Mme Azza Zarrad, la femme de M. Ben Brik, qui mène depuis le 6 janvier avec plusieurs membres de sa famille une grève de la faim pour protester contre la détention de son mari, participera à une délégation mandatée conjointement par le REMDH et l’Observatoire à l’occasion de la session plénière du Parlement européen à Strasbourg du 18 au 21 janvier durant laquelle se tiendra un débat sur la Tunisie.
Nos organisations appellent à la cessation de toutes les procédures intentées abusivement à l’encontre de MM. Fahem Boukadous, Taoufik Ben Brik et Zouhair Makhlouf, ainsi qu’à la libération immédiate et inconditionnelle de ces deux derniers, et demandent une nouvelle fois aux autorités tunisiennes de mettre un terme au harcèlement des défenseurs des droits de l’Homme et des journalistes indépendants et de se conformer à ses engagements internationaux et régionaux.
En vue du débat sur la Tunisie organisé dans le cadre de la prochaine session plénière du Parlement européen, nos organisations invitent enfin les parlementaires européens à adopter une résolution demandant :
* à ce que l’ouverture d’éventuelles négociations sur un « statut avancé » UE-Tunisie soit strictement conditionnée par une amélioration concrète de la situation des droits de l’Homme en Tunisie ; * à la Tunisie la libération immédiate des défenseurs des droits de l’Homme en Tunisie emprisonnés ; * à la Tunisie de garantir l’exercice de la liberté d’expression et de la liberté d’information, notamment sur Internet, et de mettre un terme aux actes de harcèlement, en particulier judiciaire, contre les défenseurs des droits de l’Homme et les journalistes indépendants, conformément aux instruments internationaux et régionaux ratifiés par la Tunisie ; * une mise en œuvre effective des lignes directrices de l’Union européenne sur les défenseurs des droits de l’Homme.

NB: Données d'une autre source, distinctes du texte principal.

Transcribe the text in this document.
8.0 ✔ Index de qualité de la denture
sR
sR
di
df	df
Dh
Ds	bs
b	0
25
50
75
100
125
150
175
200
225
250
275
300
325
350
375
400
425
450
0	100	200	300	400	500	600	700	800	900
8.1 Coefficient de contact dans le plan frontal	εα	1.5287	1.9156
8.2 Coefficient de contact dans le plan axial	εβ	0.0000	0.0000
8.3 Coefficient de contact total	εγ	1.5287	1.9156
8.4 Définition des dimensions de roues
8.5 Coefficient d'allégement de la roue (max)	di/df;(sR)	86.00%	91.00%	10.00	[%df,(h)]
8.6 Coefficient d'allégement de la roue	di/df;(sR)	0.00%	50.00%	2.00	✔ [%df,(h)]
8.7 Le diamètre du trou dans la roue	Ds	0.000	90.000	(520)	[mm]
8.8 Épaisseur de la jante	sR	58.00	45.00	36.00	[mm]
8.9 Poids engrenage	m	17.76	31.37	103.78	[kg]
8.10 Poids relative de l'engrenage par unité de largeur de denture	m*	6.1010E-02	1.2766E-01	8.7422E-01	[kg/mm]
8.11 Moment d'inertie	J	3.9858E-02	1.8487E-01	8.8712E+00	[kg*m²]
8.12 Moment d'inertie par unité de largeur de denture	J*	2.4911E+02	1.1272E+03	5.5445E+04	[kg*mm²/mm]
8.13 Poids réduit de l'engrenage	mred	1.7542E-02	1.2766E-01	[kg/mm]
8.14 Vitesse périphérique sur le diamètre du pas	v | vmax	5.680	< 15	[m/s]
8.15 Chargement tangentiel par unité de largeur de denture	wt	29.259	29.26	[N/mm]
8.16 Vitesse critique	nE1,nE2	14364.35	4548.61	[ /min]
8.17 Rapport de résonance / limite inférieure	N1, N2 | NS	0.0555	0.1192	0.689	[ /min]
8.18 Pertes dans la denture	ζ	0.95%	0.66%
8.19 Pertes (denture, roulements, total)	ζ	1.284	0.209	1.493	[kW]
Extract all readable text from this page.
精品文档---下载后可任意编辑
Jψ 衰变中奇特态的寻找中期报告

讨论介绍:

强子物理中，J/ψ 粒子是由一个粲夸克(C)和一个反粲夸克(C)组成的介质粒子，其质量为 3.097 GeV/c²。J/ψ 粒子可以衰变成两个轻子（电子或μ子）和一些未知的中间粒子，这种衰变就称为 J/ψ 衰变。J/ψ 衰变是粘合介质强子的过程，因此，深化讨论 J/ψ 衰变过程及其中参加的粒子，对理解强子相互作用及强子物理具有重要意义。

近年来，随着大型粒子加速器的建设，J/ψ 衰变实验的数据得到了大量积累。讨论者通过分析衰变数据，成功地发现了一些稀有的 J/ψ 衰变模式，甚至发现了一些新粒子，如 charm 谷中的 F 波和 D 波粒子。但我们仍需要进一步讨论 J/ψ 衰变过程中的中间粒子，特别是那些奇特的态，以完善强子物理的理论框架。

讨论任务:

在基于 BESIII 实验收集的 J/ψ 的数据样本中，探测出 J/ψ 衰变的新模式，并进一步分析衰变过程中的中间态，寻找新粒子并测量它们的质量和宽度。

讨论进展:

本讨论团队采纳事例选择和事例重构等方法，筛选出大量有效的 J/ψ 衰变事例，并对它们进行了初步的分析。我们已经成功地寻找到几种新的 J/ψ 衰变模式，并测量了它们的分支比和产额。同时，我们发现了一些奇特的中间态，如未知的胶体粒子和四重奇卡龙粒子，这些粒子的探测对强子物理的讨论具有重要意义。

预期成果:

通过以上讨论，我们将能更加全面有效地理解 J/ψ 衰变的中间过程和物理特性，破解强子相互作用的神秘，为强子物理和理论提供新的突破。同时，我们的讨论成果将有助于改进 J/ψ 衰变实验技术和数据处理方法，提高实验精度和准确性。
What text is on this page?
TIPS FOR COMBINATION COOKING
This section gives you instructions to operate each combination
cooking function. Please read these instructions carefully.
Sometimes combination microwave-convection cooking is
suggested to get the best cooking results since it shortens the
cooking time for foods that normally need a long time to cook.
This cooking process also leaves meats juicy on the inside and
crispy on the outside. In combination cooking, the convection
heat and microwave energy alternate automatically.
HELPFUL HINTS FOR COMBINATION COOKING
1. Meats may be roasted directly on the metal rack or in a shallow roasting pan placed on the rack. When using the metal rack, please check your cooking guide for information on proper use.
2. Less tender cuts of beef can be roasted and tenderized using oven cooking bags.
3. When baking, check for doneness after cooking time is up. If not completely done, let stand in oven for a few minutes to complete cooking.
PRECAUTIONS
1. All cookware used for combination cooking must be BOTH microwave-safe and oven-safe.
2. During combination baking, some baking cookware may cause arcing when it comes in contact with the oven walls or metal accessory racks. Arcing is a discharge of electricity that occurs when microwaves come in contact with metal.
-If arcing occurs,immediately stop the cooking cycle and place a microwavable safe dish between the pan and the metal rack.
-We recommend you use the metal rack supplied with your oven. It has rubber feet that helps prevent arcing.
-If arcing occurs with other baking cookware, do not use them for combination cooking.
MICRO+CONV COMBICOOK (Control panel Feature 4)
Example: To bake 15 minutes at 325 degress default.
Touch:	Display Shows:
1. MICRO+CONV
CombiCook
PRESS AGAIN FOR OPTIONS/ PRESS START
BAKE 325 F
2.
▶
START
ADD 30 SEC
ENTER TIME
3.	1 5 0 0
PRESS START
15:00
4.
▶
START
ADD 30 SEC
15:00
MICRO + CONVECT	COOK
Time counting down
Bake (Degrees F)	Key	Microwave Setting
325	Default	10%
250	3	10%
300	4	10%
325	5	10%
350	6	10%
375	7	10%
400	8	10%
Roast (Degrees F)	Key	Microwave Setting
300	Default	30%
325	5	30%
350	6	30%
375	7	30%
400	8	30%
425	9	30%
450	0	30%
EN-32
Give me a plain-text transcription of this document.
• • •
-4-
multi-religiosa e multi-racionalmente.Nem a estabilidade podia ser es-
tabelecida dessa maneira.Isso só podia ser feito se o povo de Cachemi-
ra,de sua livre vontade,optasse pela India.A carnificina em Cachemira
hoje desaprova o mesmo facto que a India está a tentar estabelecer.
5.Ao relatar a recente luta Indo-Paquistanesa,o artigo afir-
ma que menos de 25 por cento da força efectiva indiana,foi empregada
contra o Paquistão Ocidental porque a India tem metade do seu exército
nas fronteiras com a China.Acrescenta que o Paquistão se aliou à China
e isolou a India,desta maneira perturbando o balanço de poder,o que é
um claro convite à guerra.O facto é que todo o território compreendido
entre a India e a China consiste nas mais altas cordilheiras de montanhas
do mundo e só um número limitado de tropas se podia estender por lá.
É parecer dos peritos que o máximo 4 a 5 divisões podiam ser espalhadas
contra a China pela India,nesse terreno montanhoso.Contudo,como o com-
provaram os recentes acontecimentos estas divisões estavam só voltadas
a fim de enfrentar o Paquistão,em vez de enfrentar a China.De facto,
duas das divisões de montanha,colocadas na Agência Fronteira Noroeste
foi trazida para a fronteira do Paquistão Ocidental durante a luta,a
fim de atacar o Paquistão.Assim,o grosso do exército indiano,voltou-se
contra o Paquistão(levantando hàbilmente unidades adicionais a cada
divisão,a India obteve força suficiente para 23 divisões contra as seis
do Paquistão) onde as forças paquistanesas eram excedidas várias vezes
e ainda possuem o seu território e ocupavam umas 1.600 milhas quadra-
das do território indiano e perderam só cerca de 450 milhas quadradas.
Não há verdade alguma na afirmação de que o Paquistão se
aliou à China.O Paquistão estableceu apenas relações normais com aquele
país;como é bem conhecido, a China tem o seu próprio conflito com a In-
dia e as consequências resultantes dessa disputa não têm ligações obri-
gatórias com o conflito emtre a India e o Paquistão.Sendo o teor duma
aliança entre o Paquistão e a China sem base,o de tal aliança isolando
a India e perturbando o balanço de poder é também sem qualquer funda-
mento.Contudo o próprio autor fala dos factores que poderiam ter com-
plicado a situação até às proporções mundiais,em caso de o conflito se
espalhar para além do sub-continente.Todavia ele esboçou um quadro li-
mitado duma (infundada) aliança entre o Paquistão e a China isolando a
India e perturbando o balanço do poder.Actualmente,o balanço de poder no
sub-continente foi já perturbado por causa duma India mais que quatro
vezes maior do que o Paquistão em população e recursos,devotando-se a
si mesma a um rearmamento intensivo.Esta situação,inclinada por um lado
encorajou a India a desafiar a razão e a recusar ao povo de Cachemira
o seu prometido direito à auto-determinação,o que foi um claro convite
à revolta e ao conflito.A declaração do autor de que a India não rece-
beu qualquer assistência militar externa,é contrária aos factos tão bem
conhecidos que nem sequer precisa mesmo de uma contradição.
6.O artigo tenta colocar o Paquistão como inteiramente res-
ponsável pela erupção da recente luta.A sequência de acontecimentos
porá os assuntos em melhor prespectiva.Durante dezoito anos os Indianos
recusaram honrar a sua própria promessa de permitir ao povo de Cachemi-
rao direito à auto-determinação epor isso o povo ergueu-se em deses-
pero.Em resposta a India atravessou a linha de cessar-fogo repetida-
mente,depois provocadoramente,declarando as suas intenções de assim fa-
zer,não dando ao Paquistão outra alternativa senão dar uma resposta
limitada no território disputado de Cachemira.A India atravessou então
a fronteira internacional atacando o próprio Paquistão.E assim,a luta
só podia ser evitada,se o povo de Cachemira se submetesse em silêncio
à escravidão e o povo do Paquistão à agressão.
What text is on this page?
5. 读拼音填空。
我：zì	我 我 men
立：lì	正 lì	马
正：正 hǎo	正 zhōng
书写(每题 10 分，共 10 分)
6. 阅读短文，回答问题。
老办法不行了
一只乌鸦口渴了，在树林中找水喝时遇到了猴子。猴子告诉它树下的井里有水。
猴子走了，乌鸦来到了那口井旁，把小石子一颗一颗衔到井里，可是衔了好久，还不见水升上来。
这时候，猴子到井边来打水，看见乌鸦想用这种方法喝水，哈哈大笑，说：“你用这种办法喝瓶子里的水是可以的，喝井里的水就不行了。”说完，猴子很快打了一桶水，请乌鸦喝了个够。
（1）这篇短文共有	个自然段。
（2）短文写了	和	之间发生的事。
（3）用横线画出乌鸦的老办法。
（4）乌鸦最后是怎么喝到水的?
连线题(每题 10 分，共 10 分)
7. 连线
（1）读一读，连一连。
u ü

Pour plus d’information, merci de contacter :
* REMDH : Mathieu Routier +33 1 48 18 06 86
* OMCT : Delphine Reculeau : + 41 22 809 49 39
* FIDH : Gaël Grilhot / Karine Appy : + 33 1 43 55 25 18
* OMCT : Delphine Reculeau : + 41 22 809 49 39
* FIDH : Gaël Grilhot / Karine Appy : + 33 1 43 55 25 18
[1] M. Mohieddine Cherbib, président de la Fédération des Tunisiens pour une citoyenneté des deux rives (FTCR), reste également sous le coup d’une condamnation par contumace à une peine de deux ans et deux mois de prison prononcée lors des procès de Gafsa Redeyef.
[2] En application du Code de procédure pénale, lorsque le ministère public fait appel d’une décision, le prévenu reste sous l’effet du mandat d’arrêt.